Barry heard the emphasis on “trying.” “What’s wrong there?”

Aggie shook her head. “I sent them your letter. I got a phone call from Ivan the Terrible’s secretary. She told me that Mister McCluggage and his partner had decided to reduce the workforce and were letting a folder and packer go. Me. I’m getting a month’s notice and severance pay. Nothing to do with my being sick, like. No. No. Not at all.” She curled her lip. “And if you’ll believe that you’ll believe fish walk on legs, but I can’t do nothing, so I can’t. I spoke to the shop steward and he told me the bosses was in their rights.” She stifled a sob. “And me working there for sixteen years.”

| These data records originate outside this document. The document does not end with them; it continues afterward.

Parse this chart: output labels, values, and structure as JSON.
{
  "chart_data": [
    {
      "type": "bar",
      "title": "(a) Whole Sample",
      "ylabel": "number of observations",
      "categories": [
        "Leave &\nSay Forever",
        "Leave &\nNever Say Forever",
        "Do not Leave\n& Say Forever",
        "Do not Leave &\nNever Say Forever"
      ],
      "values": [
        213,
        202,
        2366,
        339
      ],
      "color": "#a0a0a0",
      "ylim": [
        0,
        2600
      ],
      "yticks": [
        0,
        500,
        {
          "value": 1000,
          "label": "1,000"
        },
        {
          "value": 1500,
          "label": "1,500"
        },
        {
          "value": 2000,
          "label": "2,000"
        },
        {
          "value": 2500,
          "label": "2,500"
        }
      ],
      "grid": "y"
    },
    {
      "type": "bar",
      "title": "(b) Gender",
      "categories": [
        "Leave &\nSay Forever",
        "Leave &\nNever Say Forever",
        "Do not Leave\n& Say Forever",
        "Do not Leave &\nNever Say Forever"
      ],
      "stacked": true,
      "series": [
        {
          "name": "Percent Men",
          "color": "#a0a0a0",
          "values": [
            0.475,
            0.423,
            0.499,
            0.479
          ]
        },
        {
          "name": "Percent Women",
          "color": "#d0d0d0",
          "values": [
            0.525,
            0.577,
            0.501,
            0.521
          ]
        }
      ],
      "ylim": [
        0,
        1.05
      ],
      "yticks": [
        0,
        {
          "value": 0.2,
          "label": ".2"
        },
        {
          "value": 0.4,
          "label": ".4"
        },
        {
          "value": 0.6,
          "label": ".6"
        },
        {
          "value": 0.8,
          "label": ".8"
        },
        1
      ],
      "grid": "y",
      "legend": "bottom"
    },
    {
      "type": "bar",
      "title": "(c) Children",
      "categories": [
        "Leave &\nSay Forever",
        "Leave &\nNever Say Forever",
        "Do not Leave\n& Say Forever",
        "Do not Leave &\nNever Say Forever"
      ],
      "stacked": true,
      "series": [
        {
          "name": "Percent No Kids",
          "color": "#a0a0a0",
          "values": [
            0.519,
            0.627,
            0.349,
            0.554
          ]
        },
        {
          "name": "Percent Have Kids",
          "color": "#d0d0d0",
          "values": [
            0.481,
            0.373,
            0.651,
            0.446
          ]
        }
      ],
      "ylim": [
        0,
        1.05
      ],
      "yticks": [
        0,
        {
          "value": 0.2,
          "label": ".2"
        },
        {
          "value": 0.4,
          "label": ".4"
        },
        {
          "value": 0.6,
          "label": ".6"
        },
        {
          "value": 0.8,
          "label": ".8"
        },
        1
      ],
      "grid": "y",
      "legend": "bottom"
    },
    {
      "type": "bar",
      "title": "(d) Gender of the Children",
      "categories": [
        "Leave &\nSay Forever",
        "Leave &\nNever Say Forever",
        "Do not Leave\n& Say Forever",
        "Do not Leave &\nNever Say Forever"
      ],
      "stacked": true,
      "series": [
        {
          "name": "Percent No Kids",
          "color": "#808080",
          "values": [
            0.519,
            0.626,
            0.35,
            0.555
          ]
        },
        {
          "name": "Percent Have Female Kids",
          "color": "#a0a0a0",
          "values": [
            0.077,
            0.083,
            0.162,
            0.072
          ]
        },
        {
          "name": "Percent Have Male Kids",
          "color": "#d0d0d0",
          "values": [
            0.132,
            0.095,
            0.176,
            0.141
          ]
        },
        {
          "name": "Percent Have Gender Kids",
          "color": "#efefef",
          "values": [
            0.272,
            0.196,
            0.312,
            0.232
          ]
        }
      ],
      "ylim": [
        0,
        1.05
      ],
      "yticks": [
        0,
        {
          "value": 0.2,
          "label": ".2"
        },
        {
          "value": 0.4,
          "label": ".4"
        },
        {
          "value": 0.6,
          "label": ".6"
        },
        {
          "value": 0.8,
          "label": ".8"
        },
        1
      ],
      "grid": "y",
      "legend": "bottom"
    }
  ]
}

“I’m so sorry, Aggie,” Barry said, wondering if there was anything he, or more likely he and the big guns of O’Reilly in full cry, could do. “I truly am.”

“Thank you, sir. You’re very kind.” Aggie took a deep breath, squared her shoulders. “Doctor Laverty, when I’m at the hospital do you think they’d give me a brave wheen of that warfarin for to bring home?”

Barry frowned. “Why would you want a lot? I’ll write you a prescription whenever you need more.”

“Because,” she said, and Barry heard the steel in her voice, “I know what warfarin’s for. It’s not just for thinning the blood. It’s a bloody good rat poison, so it is, and I want to give some to Ivan the Terrible, so I do
 
… and I’ll tell you, that there silent partner? See him whoever he is? He’d be silent as the tomb all right, because he’d be in one, so he would.”

 

18

A House with Deep Thatch

O’Reilly drove the Rover from the centre of the hairpin bend in the Bangor to Belfast Road to the end of a rutted lane. The tyres crunched on gravel in front of a single-storey thatched building.
Patches of moss marred the straw. “Here we are,” he said, and
parked. The old cottage’s whitewashed walls were grubby and the mullioned lead lattice windows needed washing. Red paint was peeling from the window frames and from the front door set in a narrow porch. Window boxes on sandstone windowsills had been invaded by blue-flowered birdseye speedwell and plantains. “Everybody out.”

Donal leapt from the car and opened the back door for Julie and Arthur.

The drizzle had stopped, and high overhead patches of sky
looked down between slowly drifting clouds. O’Reilly noticed
branches of broom, already covered in bright yellow flowers, straggling through the gravel.

“That there has to go,” Donal said, pointing to the weed. “Give that stuff an inch and it’ll be all over everything like clap on a heifer’s arse.”

“Donal,” said Julie, but her reproach was gentle.

Donal peered at an etched stone fixed to the wall beside the front door. “It says 1795. There’s a thing,” said Donal. “The house was built the year the Orange Order was founded. But what’s the other say, sir? Can you read the Irish?”

O’Reilly scrutinized the lettering but although the carved date was clear, the letters were indistinct. He rubbed some of the moss away and thought he could make out
Dán Buídhe
. “Dawn Bwee,” he said. “It’s Irish for Yellow Poem.”